Ma il vero urto tra i papi e Luigi XIV si verificò ovviamente su questioni più sostanziali, cioè sul diritto di regalìa, o la facoltà rivendicata dal re fin dal 1673 di godere per tutto il territorio francese delle entrate dei vescovi durante il periodo di sede vacante, nonché di quella di conferire ad libitum le prebende; si giunse all’imprigionamento del nunzio a Parigi, il Ranuzzi, ed all’occupazione armata di Avignone, che era tuttora un possesso della Chiesa ma tutto incluso dentro il territorio regio.

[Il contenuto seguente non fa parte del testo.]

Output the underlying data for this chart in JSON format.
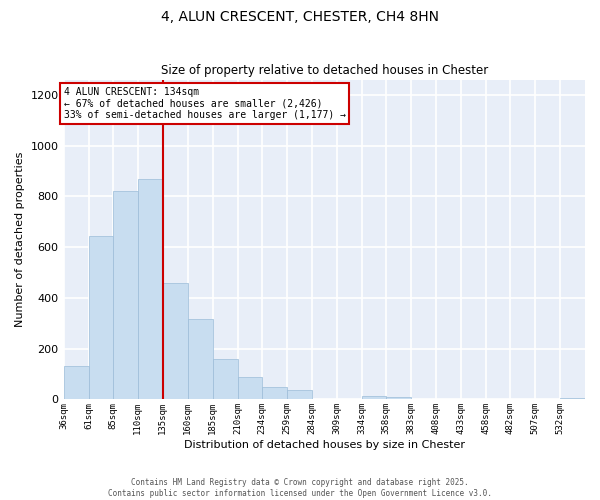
{
  "title": "4, ALUN CRESCENT, CHESTER, CH4 8HN",
  "subtitle": "Size of property relative to detached houses in Chester",
  "xlabel": "Distribution of detached houses by size in Chester",
  "ylabel": "Number of detached properties",
  "bar_color": "#c8ddf0",
  "bar_edge_color": "#9bbcd8",
  "bin_labels": [
    "36sqm",
    "61sqm",
    "85sqm",
    "110sqm",
    "135sqm",
    "160sqm",
    "185sqm",
    "210sqm",
    "234sqm",
    "259sqm",
    "284sqm",
    "309sqm",
    "334sqm",
    "358sqm",
    "383sqm",
    "408sqm",
    "433sqm",
    "458sqm",
    "482sqm",
    "507sqm",
    "532sqm"
  ],
  "bin_left_edges": [
    36,
    61,
    85,
    110,
    135,
    160,
    185,
    210,
    234,
    259,
    284,
    309,
    334,
    358,
    383,
    408,
    433,
    458,
    482,
    507,
    532
  ],
  "bin_widths": [
    25,
    24,
    25,
    25,
    25,
    25,
    25,
    24,
    25,
    25,
    25,
    25,
    24,
    25,
    25,
    25,
    25,
    24,
    25,
    25,
    25
  ],
  "bar_heights": [
    130,
    645,
    820,
    870,
    460,
    315,
    160,
    90,
    48,
    38,
    0,
    0,
    15,
    10,
    0,
    0,
    0,
    0,
    0,
    0,
    5
  ],
  "vline_x": 135,
  "vline_color": "#cc0000",
  "ylim": [
    0,
    1260
  ],
  "yticks": [
    0,
    200,
    400,
    600,
    800,
    1000,
    1200
  ],
  "annotation_title": "4 ALUN CRESCENT: 134sqm",
  "annotation_line1": "← 67% of detached houses are smaller (2,426)",
  "annotation_line2": "33% of semi-detached houses are larger (1,177) →",
  "footer1": "Contains HM Land Registry data © Crown copyright and database right 2025.",
  "footer2": "Contains public sector information licensed under the Open Government Licence v3.0.",
  "plot_bg_color": "#e8eef8",
  "fig_bg_color": "#ffffff",
  "grid_color": "#ffffff"
}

La vertenza venne presto portata sul piano dottrinale, dato che nell’assemblea generale del clero francese, convocata per l’ottobre del 1681, non soltanto furono approvati i decreti di Luigi in argomento, ma vennero elevate dimostranze al pontefice per il suo comportamento verso un sovrano tanto zelante e buon cattolico! In quella stessa occasione furono votati ( 19 marzo 1682 ) i famosi quattro articoli della “Dichiarazione del clero gallicano”, stesi da Gian Benigno Bossuet, illustre oratore sacro e vescovo di Meaux, nei quali, pur facendo un riconoscimento dell’autorità papale in materia spirituale e dogmatica, si afferma che i sovrani non dipendono in nulla dal potere ecclesiastico e che le regole e i costumi tradizionali della chiesa francese limitavano i poteri apostolici; infine nella Dichiarazione erano rivendicate le facoltà già godute al tempo dei concili generali e non si ammettevano come irreformabili i giudizi pontifici se non vi era, accanto ad essi, il consenso della ciesa universale.

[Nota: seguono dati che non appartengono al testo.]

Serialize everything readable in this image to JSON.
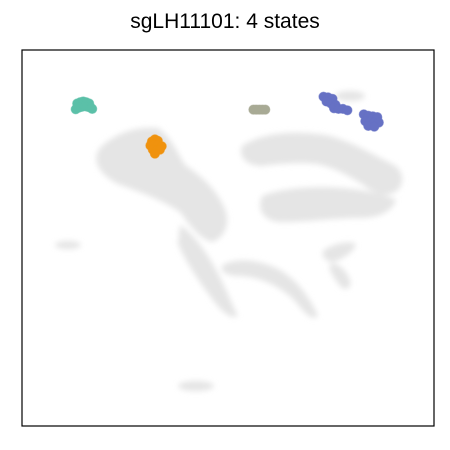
{
  "chart_data": {
    "type": "scatter",
    "title": "sgLH11101: 4 states",
    "xlabel": "",
    "ylabel": "",
    "axes_ticks": false,
    "grid": false,
    "legend": "none",
    "background_color": "#e0e0e0",
    "series": [
      {
        "name": "",
        "color": "#5bc0a8",
        "points": [
          [
            -5.05,
            2.62
          ],
          [
            -4.95,
            2.66
          ],
          [
            -4.85,
            2.68
          ],
          [
            -4.75,
            2.66
          ],
          [
            -4.65,
            2.62
          ],
          [
            -5.0,
            2.5
          ],
          [
            -4.9,
            2.52
          ],
          [
            -4.8,
            2.54
          ],
          [
            -4.7,
            2.52
          ],
          [
            -4.6,
            2.5
          ],
          [
            -5.1,
            2.45
          ],
          [
            -4.55,
            2.46
          ]
        ]
      },
      {
        "name": "",
        "color": "#f0920e",
        "points": [
          [
            -2.55,
            1.5
          ],
          [
            -2.45,
            1.56
          ],
          [
            -2.35,
            1.52
          ],
          [
            -2.6,
            1.38
          ],
          [
            -2.48,
            1.4
          ],
          [
            -2.35,
            1.4
          ],
          [
            -2.22,
            1.36
          ],
          [
            -2.52,
            1.26
          ],
          [
            -2.4,
            1.24
          ],
          [
            -2.28,
            1.26
          ],
          [
            -2.45,
            1.14
          ]
        ]
      },
      {
        "name": "",
        "color": "#a8aa95",
        "points": [
          [
            0.85,
            2.44
          ],
          [
            0.95,
            2.44
          ],
          [
            1.05,
            2.44
          ],
          [
            1.15,
            2.44
          ],
          [
            1.25,
            2.44
          ]
        ]
      },
      {
        "name": "",
        "color": "#6671c4",
        "points": [
          [
            3.2,
            2.82
          ],
          [
            3.35,
            2.8
          ],
          [
            3.5,
            2.76
          ],
          [
            3.3,
            2.68
          ],
          [
            3.45,
            2.62
          ],
          [
            3.6,
            2.58
          ],
          [
            3.55,
            2.48
          ],
          [
            3.7,
            2.46
          ],
          [
            3.85,
            2.46
          ],
          [
            4.0,
            2.42
          ],
          [
            4.55,
            2.3
          ],
          [
            4.7,
            2.26
          ],
          [
            4.85,
            2.24
          ],
          [
            5.0,
            2.22
          ],
          [
            4.6,
            2.1
          ],
          [
            4.75,
            2.08
          ],
          [
            4.9,
            2.06
          ],
          [
            5.05,
            2.06
          ],
          [
            4.7,
            1.96
          ],
          [
            4.9,
            1.94
          ]
        ]
      }
    ]
  }
}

I precedenti di tali proposizioni si possono trovare in una polemica tra un favorito del re Enrico IV Borbone ed un gesuita, le cui opere furono criticate dall’Università di Parigi e fatte bruciare perché ritenute lesive della sovranità statale francese; anche sotto il Richelieu si tornò a discutere in proposito finché lo sfrenato orgoglio di Luigi XIV riaccese i contrasti. L’argomento principe avanzato dal Bossuet era questo:

“In dubiis libertas”, ossia l’infallibilità pontificia era ancora materia sub iudice e quindi si poteva dubitare di essa; la Santa Sede, a suo avviso, aveva ricevuto il dono dell’indefettibilità, che è un’altra cosa dalla precedenteprerogativa in quanto essa consente la possibilità di errore ma postula anche una successiva correzione. Come si vede, siamo al centro di problemi ecclesiastici, che soltanto più tardi ebbero una definizione dogmatica e che risentivano di tutto il pensiero sviluppatosi dal tempo dei Protestanti in avanti in una ricerca di equilibrio tre un sicuro ancoraggio e la libertà di giudizio, tra un accentramento uniforme e le opportune concessioni locali. Le infiltrazioni gallicane rimasero a lungo e largamente nell’ambiente francese, anche se non vi è dubbio che nella controversia i papi ottennero una bella vittoria morale sia di fronte al clero sia nei confronti del sovrano assoluto.

Luigi XIV infatti, sopravanzando le intenzioni dei partecipanti all’assemblea dell’82, i quali avevano volto soltanto esporre un parere, si affrettò a rendere obbligatori gli articoli gallicani con un editto ed a farli insegnare nelle scuole e nei seminari; il pontefice Innocenzo XI a sua volta si lamentò del comportamento reale e si rifiutò di elevare all’episcopato i prelati che gli erano stati proposti da Luigi se avevano partecipato a quella discussa assemblea. In breve tempo ben 35 sedi francesi rimasero vacanti ed il sovrano dovette cominciare a fare marcia indietro; il nuovo papa, Alessandro VIII pur mostrandosi molto conciliante, emanò prima di morire (1691) una costituzione in cui, senza entrare in merito alla dottrina esposta negli articoli incriminati, dichiarava nulle ed invalide le decisioni dell’assemblea. Allora il re cedette ancora, date anche le sue cattive condizioni politiche generali, ed Innocenzo XII ricevette una lettera di scuse dai pronosticati vescovi con il solenne impegno di non seguire le teorie gallicane; Luigi con un nuovo editto proclamò che la dichiarazione dell’82 non doveva più avere alcun valore legale! La Chiesa aveva vinto sul Re Sole!